Whether you have a brick-and-mortar storefront or operate in the digital space, you’ll still need point-of-sale (POS) software to handle things like inventory management, sales transactions, and product information storage. A quick search for “point of sale software free download full version” will point you in the right direction if you’re looking for a low-cost way to get started. You may not realize it, but having a sale system that functions efficiently makes a big difference in the experience customers have while shopping.
4. Market yourself creatively.
While large social media platforms like Facebook and Instagram are allowing ads for CBD products, within certain parameters, there are still a number of websites that restrict content related to cannabis products. That can make it harder for cannabis businesses to market themselves. You can still make use of non-promotional social media posts and other forms of viral marketing. You should also reach out to popular cannabis blogs and websites and offer them free samples if they’ll post a review of your products.

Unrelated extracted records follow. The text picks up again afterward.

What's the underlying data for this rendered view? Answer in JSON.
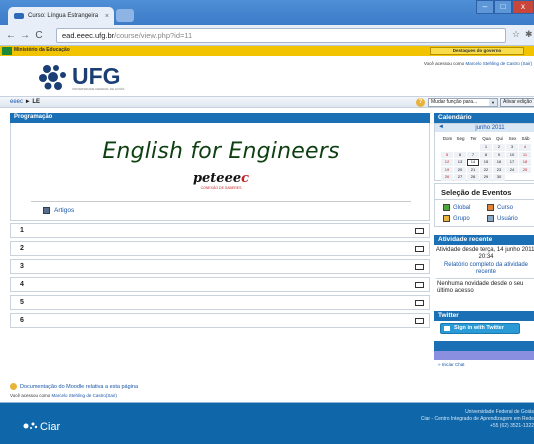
{
  "browser": {
    "tab_title": "Curso: Língua Estrangeira",
    "tab_close": "×",
    "url_host": "ead.eeec.ufg.br",
    "url_path": "/course/view.php?id=11",
    "back": "←",
    "forward": "→",
    "reload": "C",
    "star": "☆",
    "wrench": "✱",
    "min": "–",
    "max": "□",
    "close": "x"
  },
  "gov": {
    "label": "Ministério da Educação",
    "button": "Destaques do governo"
  },
  "header": {
    "logo_text": "UFG",
    "logo_sub": "UNIVERSIDADE FEDERAL DE GOIÁS",
    "logged_prefix": "Você acessou como",
    "logged_user": "Marcelo Stehling de Castro",
    "logged_suffix": "(Sair)"
  },
  "breadcrumb": {
    "root": "eeec",
    "sep": "►",
    "current": "LE"
  },
  "toolbar": {
    "help": "?",
    "role_select": "Mudar função para...",
    "edit_button": "Ativar edição"
  },
  "main": {
    "section_header": "Programação",
    "course_title": "English for Engineers",
    "pet_logo_a": "peteee",
    "pet_logo_b": "c",
    "pet_logo_sub": "CONEXÃO DE SABERES",
    "resource_label": "Artigos",
    "topics": [
      "1",
      "2",
      "3",
      "4",
      "5",
      "6"
    ],
    "doc_link": "Documentação do Moodle relativa a esta página",
    "logged_prefix": "Você acessou como",
    "logged_user": "Marcelo Stehling de Castro",
    "logged_suffix": "(Sair)"
  },
  "calendar": {
    "header": "Calendário",
    "prev": "◄",
    "month": "junho 2011",
    "dows": [
      "Dom",
      "Seg",
      "Ter",
      "Qua",
      "Qui",
      "Sex",
      "Sáb"
    ],
    "weeks": [
      [
        "",
        "",
        "",
        "1",
        "2",
        "3",
        "4"
      ],
      [
        "5",
        "6",
        "7",
        "8",
        "9",
        "10",
        "11"
      ],
      [
        "12",
        "13",
        "14",
        "15",
        "16",
        "17",
        "18"
      ],
      [
        "19",
        "20",
        "21",
        "22",
        "23",
        "24",
        "25"
      ],
      [
        "26",
        "27",
        "28",
        "29",
        "30",
        "",
        ""
      ]
    ],
    "today": "14"
  },
  "events": {
    "header": "Seleção de Eventos",
    "items": [
      "Global",
      "Curso",
      "Grupo",
      "Usuário"
    ],
    "colors": [
      "#4aa83b",
      "#e0833b",
      "#e9b23a",
      "#8aa8c8"
    ]
  },
  "activity": {
    "header": "Atividade recente",
    "since": "Atividade desde terça, 14 junho 2011, 20:34",
    "report": "Relatório completo da atividade recente",
    "none": "Nenhuma novidade desde o seu último acesso"
  },
  "twitter": {
    "header": "Twitter",
    "button": "Sign in with Twitter"
  },
  "chat": {
    "link": "» Iniciar Chat"
  },
  "footer": {
    "brand": "Ciar",
    "line1": "Universidade Federal de Goiás",
    "line2": "Ciar - Centro Integrado de Aprendizagem em Rede",
    "line3": "+55 (62) 3521-1322"
  }
}
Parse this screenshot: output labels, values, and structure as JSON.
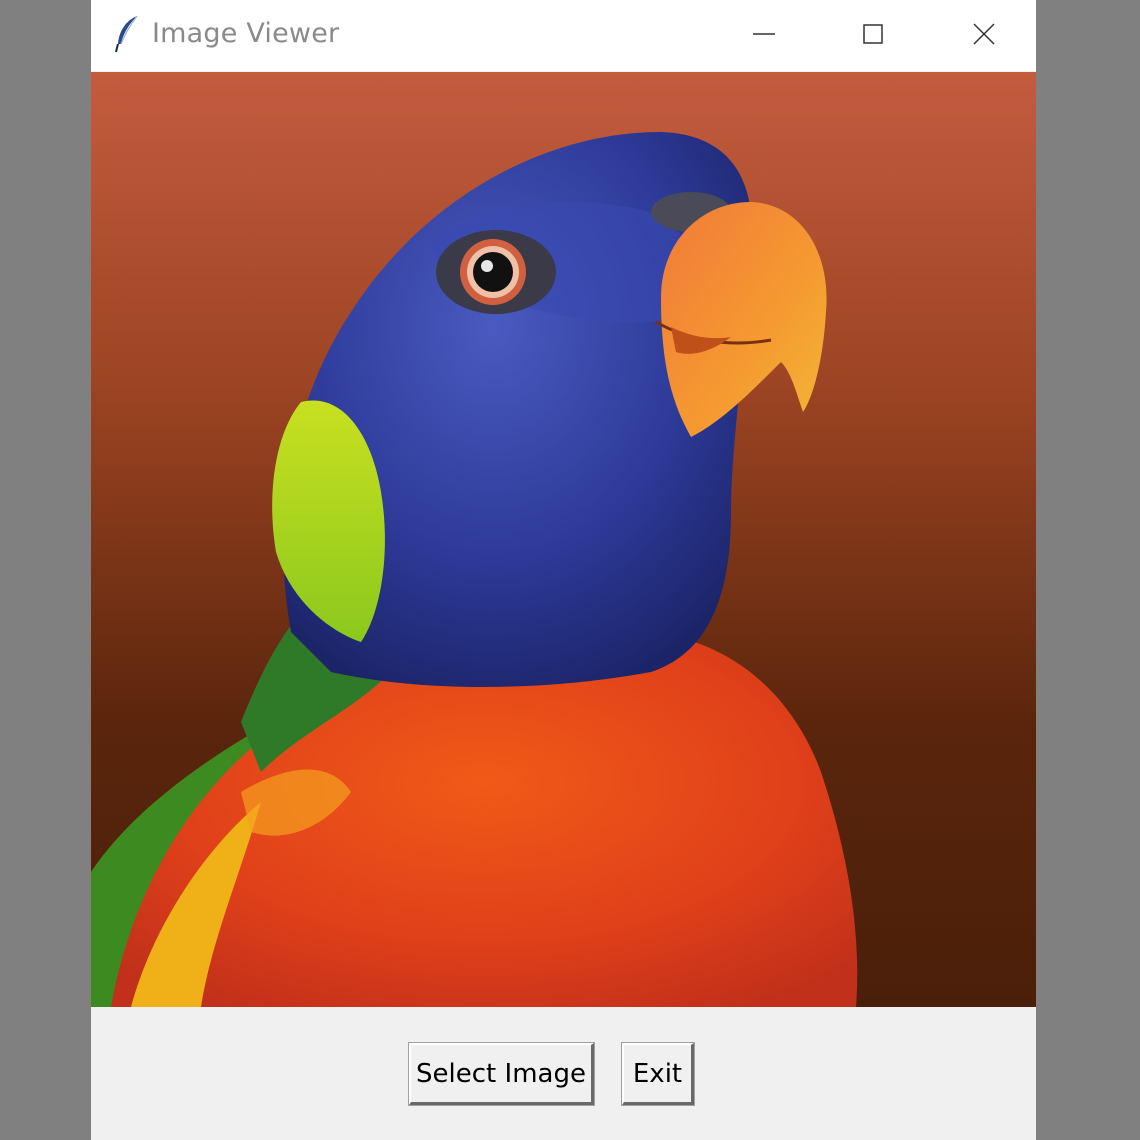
{
  "window": {
    "title": "Image Viewer",
    "icon": "feather-icon",
    "controls": [
      "minimize-icon",
      "maximize-icon",
      "close-icon"
    ]
  },
  "image": {
    "subject": "rainbow-lorikeet-photo",
    "background_color": "#8a3a1c"
  },
  "buttons": {
    "select_label": "Select Image",
    "exit_label": "Exit"
  },
  "colors": {
    "titlebar": "#ffffff",
    "window_bg": "#f0f0f0",
    "desktop": "#808080"
  }
}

The CBD industry is proving to be a lucrative one, but there are still unique challenges that face CBD business owners. It’s essential to start from the development of quality products and design the rest of your business plan around them. This means you should spend plenty of time researching the industry and how your products will be manufactured, stored, and delivered well before you begin the process of creating your brand.
Once you have a product line, you’ll need effective software, a distribution system, and a creative marketing campaign to build an audience. If all this sounds complicated, that’s because it is. However, given how quickly the industry is expanding, it’s worth putting in the work to get in now.